Born in the hamlet of Taleford, Devon, England, Joanna Southcott would have to wait 42 years before she would discover that she possessed ‘supernatural gifts’, gifts she would use to predict future events and eventually the end of the world, well, according to the voices she heard in her head.

She would write and dictate her prophecies in the form of rhymes before suddenly claiming that she was the Woman of the Apocalypse spoken of in a prophetic passage of the Revelation (12:1–6). She was invited to London by artist and engraver William Sharp, where she began publishing her own books.

As well as her books, Southcott began selling paper “seals of the Lord”, these seals were supposed to ensure the holders’ places among the 144,000 people who would apparently be elected to eternal life, for a small charge of course.

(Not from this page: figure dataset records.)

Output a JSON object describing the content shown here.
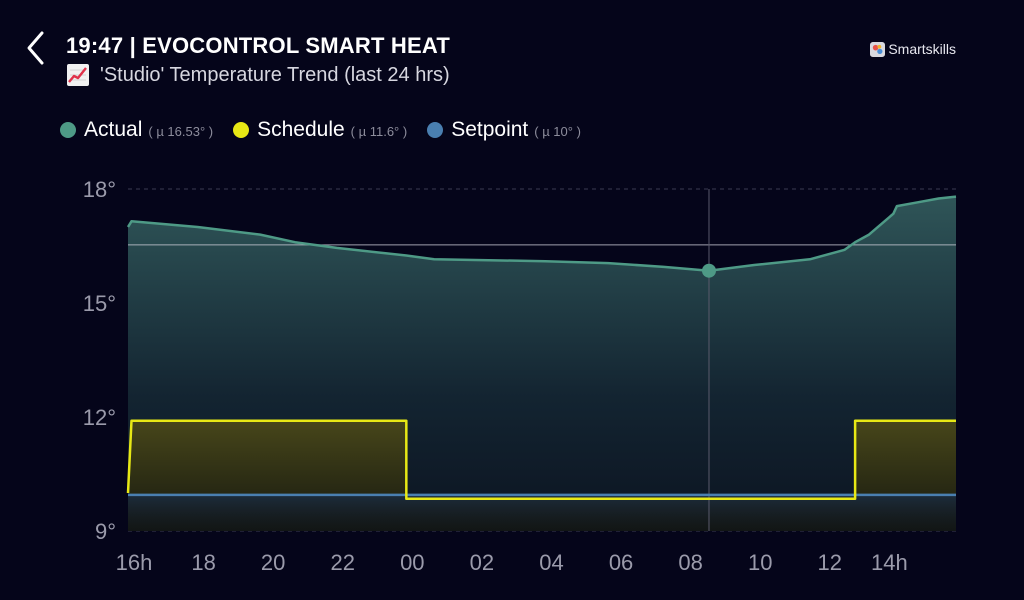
{
  "header": {
    "title": "19:47 | EVOCONTROL SMART HEAT",
    "subtitle_icon": "chart-increasing-icon",
    "subtitle": "'Studio' Temperature Trend (last 24 hrs)",
    "brand": "Smartskills"
  },
  "legend": [
    {
      "name": "Actual",
      "mean": "( µ 16.53° )",
      "color": "#4e9a86"
    },
    {
      "name": "Schedule",
      "mean": "( µ 11.6° )",
      "color": "#e7e815"
    },
    {
      "name": "Setpoint",
      "mean": "( µ 10° )",
      "color": "#4a7fb0"
    }
  ],
  "chart_data": {
    "type": "area",
    "ylim": [
      9,
      18
    ],
    "yticks": [
      9,
      12,
      15,
      18
    ],
    "ytick_labels": [
      "9°",
      "12°",
      "15°",
      "18°"
    ],
    "x_hours": [
      16,
      18,
      20,
      22,
      24,
      26,
      28,
      30,
      32,
      34,
      36,
      38
    ],
    "xtick_labels": [
      "16h",
      "18",
      "20",
      "22",
      "00",
      "02",
      "04",
      "06",
      "08",
      "10",
      "12",
      "14h"
    ],
    "xlim": [
      16,
      39.8
    ],
    "mean_line": 16.53,
    "cursor": {
      "x": 32.7,
      "y": 15.85
    },
    "series": [
      {
        "name": "Actual",
        "color": "#4e9a86",
        "x": [
          16,
          16.1,
          18,
          19.8,
          20.8,
          22,
          24,
          24.8,
          28,
          29.8,
          31.4,
          32.7,
          34,
          35.6,
          36.6,
          36.9,
          37.3,
          38,
          38.1,
          38.7,
          39.3,
          39.8
        ],
        "y": [
          17,
          17.15,
          17.0,
          16.8,
          16.6,
          16.45,
          16.25,
          16.15,
          16.1,
          16.05,
          15.95,
          15.85,
          16.0,
          16.15,
          16.4,
          16.6,
          16.8,
          17.35,
          17.55,
          17.65,
          17.75,
          17.8
        ]
      },
      {
        "name": "Schedule",
        "color": "#e7e815",
        "x": [
          16,
          16.1,
          24,
          24,
          36.9,
          36.9,
          39.8
        ],
        "y": [
          10,
          11.9,
          11.9,
          9.85,
          9.85,
          11.9,
          11.9
        ]
      },
      {
        "name": "Setpoint",
        "color": "#4a7fb0",
        "x": [
          16,
          39.8
        ],
        "y": [
          9.95,
          9.95
        ]
      }
    ]
  }
}
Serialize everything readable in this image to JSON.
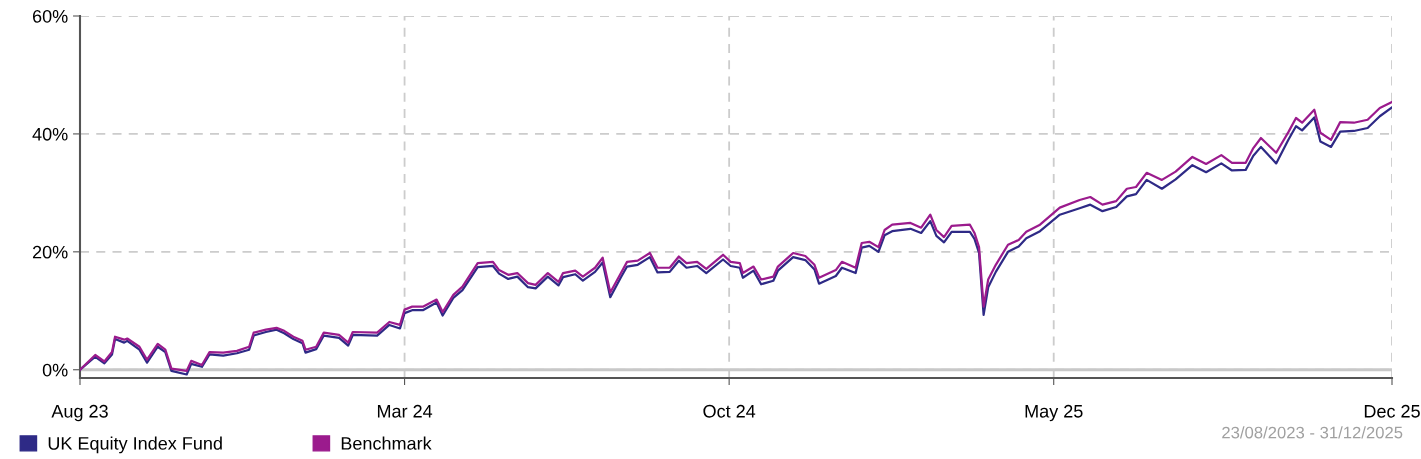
{
  "chart_data": {
    "type": "line",
    "x": [
      "2023-08-23",
      "2023-09-02",
      "2023-09-08",
      "2023-09-13",
      "2023-09-15",
      "2023-09-21",
      "2023-09-23",
      "2023-10-01",
      "2023-10-06",
      "2023-10-13",
      "2023-10-18",
      "2023-10-22",
      "2023-11-01",
      "2023-11-04",
      "2023-11-11",
      "2023-11-16",
      "2023-11-25",
      "2023-12-04",
      "2023-12-12",
      "2023-12-15",
      "2023-12-23",
      "2023-12-30",
      "2024-01-04",
      "2024-01-10",
      "2024-01-16",
      "2024-01-18",
      "2024-01-25",
      "2024-01-30",
      "2024-02-09",
      "2024-02-15",
      "2024-02-18",
      "2024-03-05",
      "2024-03-13",
      "2024-03-20",
      "2024-03-23",
      "2024-03-28",
      "2024-04-04",
      "2024-04-13",
      "2024-04-17",
      "2024-04-24",
      "2024-04-30",
      "2024-05-10",
      "2024-05-20",
      "2024-05-24",
      "2024-05-30",
      "2024-06-05",
      "2024-06-12",
      "2024-06-17",
      "2024-06-25",
      "2024-07-02",
      "2024-07-05",
      "2024-07-13",
      "2024-07-18",
      "2024-07-26",
      "2024-07-31",
      "2024-08-05",
      "2024-08-12",
      "2024-08-16",
      "2024-08-23",
      "2024-08-31",
      "2024-09-05",
      "2024-09-13",
      "2024-09-19",
      "2024-09-24",
      "2024-10-01",
      "2024-10-07",
      "2024-10-18",
      "2024-10-23",
      "2024-10-29",
      "2024-10-31",
      "2024-11-07",
      "2024-11-12",
      "2024-11-20",
      "2024-11-23",
      "2024-12-03",
      "2024-12-11",
      "2024-12-17",
      "2024-12-20",
      "2024-12-31",
      "2025-01-04",
      "2025-01-13",
      "2025-01-17",
      "2025-01-22",
      "2025-01-28",
      "2025-02-01",
      "2025-02-06",
      "2025-02-18",
      "2025-02-25",
      "2025-03-03",
      "2025-03-07",
      "2025-03-12",
      "2025-03-17",
      "2025-03-29",
      "2025-04-01",
      "2025-04-04",
      "2025-04-07",
      "2025-04-10",
      "2025-04-15",
      "2025-04-23",
      "2025-04-30",
      "2025-05-05",
      "2025-05-14",
      "2025-05-27",
      "2025-06-09",
      "2025-06-16",
      "2025-06-24",
      "2025-07-03",
      "2025-07-10",
      "2025-07-16",
      "2025-07-23",
      "2025-08-02",
      "2025-08-11",
      "2025-08-22",
      "2025-08-31",
      "2025-09-10",
      "2025-09-17",
      "2025-09-26",
      "2025-10-01",
      "2025-10-06",
      "2025-10-16",
      "2025-10-24",
      "2025-10-29",
      "2025-11-02",
      "2025-11-10",
      "2025-11-14",
      "2025-11-21",
      "2025-11-27",
      "2025-12-06",
      "2025-12-15",
      "2025-12-23",
      "2025-12-31"
    ],
    "series": [
      {
        "name": "UK Equity Index Fund",
        "color": "#2e2a86",
        "values": [
          0,
          2.2,
          1.1,
          2.6,
          5.2,
          4.6,
          4.9,
          3.4,
          1.2,
          3.9,
          3.0,
          -0.2,
          -0.8,
          1.0,
          0.5,
          2.6,
          2.4,
          2.8,
          3.4,
          5.8,
          6.4,
          6.8,
          6.2,
          5.2,
          4.5,
          2.9,
          3.5,
          5.8,
          5.4,
          4.1,
          5.9,
          5.8,
          7.6,
          7.0,
          9.6,
          10.1,
          10.1,
          11.4,
          9.2,
          12.2,
          13.5,
          17.4,
          17.6,
          16.3,
          15.4,
          15.8,
          14.0,
          13.8,
          15.8,
          14.3,
          15.7,
          16.2,
          15.1,
          16.6,
          18.2,
          12.3,
          15.7,
          17.5,
          17.8,
          19.1,
          16.5,
          16.6,
          18.5,
          17.3,
          17.6,
          16.4,
          18.7,
          17.6,
          17.3,
          15.6,
          16.8,
          14.5,
          15.1,
          16.8,
          19.1,
          18.6,
          17.0,
          14.6,
          15.9,
          17.3,
          16.4,
          20.7,
          21.0,
          20.0,
          22.8,
          23.5,
          23.9,
          23.2,
          25.2,
          22.7,
          21.6,
          23.4,
          23.4,
          22.2,
          19.8,
          9.3,
          14.0,
          16.6,
          20.0,
          20.9,
          22.3,
          23.5,
          26.3,
          27.4,
          28.0,
          26.9,
          27.6,
          29.4,
          29.8,
          32.2,
          30.7,
          32.3,
          34.7,
          33.5,
          35.0,
          33.8,
          33.9,
          36.3,
          37.8,
          35.0,
          39.0,
          41.3,
          40.6,
          42.8,
          38.7,
          37.8,
          40.4,
          40.5,
          41.0,
          43.0,
          44.5
        ]
      },
      {
        "name": "Benchmark",
        "color": "#9b1b8d",
        "values": [
          0,
          2.5,
          1.4,
          3.0,
          5.6,
          5.1,
          5.3,
          3.9,
          1.7,
          4.4,
          3.4,
          0.2,
          -0.2,
          1.5,
          0.8,
          3.0,
          2.9,
          3.2,
          3.9,
          6.3,
          6.8,
          7.1,
          6.6,
          5.6,
          4.9,
          3.4,
          3.9,
          6.3,
          5.9,
          4.6,
          6.4,
          6.3,
          8.1,
          7.6,
          10.2,
          10.7,
          10.7,
          11.9,
          9.8,
          12.7,
          14.1,
          18.1,
          18.3,
          16.9,
          16.1,
          16.4,
          14.7,
          14.4,
          16.4,
          14.9,
          16.4,
          16.8,
          15.8,
          17.3,
          19.0,
          13.1,
          16.4,
          18.3,
          18.5,
          19.8,
          17.3,
          17.3,
          19.2,
          18.1,
          18.3,
          17.1,
          19.5,
          18.3,
          18.1,
          16.4,
          17.5,
          15.3,
          15.8,
          17.5,
          19.8,
          19.3,
          17.8,
          15.6,
          16.9,
          18.3,
          17.3,
          21.5,
          21.7,
          20.8,
          23.7,
          24.6,
          24.9,
          24.1,
          26.3,
          23.7,
          22.5,
          24.4,
          24.6,
          23.2,
          20.8,
          10.7,
          15.3,
          17.8,
          21.2,
          22.0,
          23.4,
          24.6,
          27.5,
          28.8,
          29.3,
          28.0,
          28.6,
          30.7,
          31.0,
          33.4,
          32.2,
          33.6,
          36.1,
          34.9,
          36.4,
          35.1,
          35.1,
          37.6,
          39.3,
          36.8,
          40.3,
          42.7,
          41.9,
          44.1,
          40.2,
          39.0,
          42.0,
          41.9,
          42.4,
          44.4,
          45.4
        ]
      }
    ],
    "xlim": [
      "2023-08-23",
      "2025-12-31"
    ],
    "xticks": [
      {
        "value": "2023-08-23",
        "label": "Aug 23"
      },
      {
        "value": "2024-03-23",
        "label": "Mar 24"
      },
      {
        "value": "2024-10-22",
        "label": "Oct 24"
      },
      {
        "value": "2025-05-23",
        "label": "May 25"
      },
      {
        "value": "2025-12-31",
        "label": "Dec 25"
      }
    ],
    "ylim": [
      -1.4,
      60
    ],
    "yticks": [
      {
        "value": 0,
        "label": "0%"
      },
      {
        "value": 20,
        "label": "20%"
      },
      {
        "value": 40,
        "label": "40%"
      },
      {
        "value": 60,
        "label": "60%"
      }
    ],
    "ref_lines": [
      {
        "axis": "y",
        "value": 0,
        "color": "#c8c8c8",
        "line_style": "solid"
      }
    ],
    "grid": true,
    "legend": "bottom left",
    "marker": "none",
    "line_style": "solid",
    "annotations": [
      "23/08/2023 - 31/12/2025"
    ]
  }
}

This would attract a following of as many as 100,000 believers and in 1813 she would make an announcement that would signal the last days of the Earth, as she would be giving birth to the second Messiah, despite being 64 years old and, according to her, still a virgin.

Southcott claimed that on the 19th of October 1814 she would deliver the new Messiah, the Shiloh of Genesis and the world would soon end. However, that date came and went, and the only thing that ended was Southcott’s life, as she would die just two months later on the 27th of December 1814 without producing any Messiah’s.

Her death would not be the end as far as her followers were concerned, as they were convinced that they needed to retain her body as she would be raised from the dead. Unsurprisingly, she was not resurrected and her followers eventually agreed to bury her due to the fact that her corpse was starting to badly decay.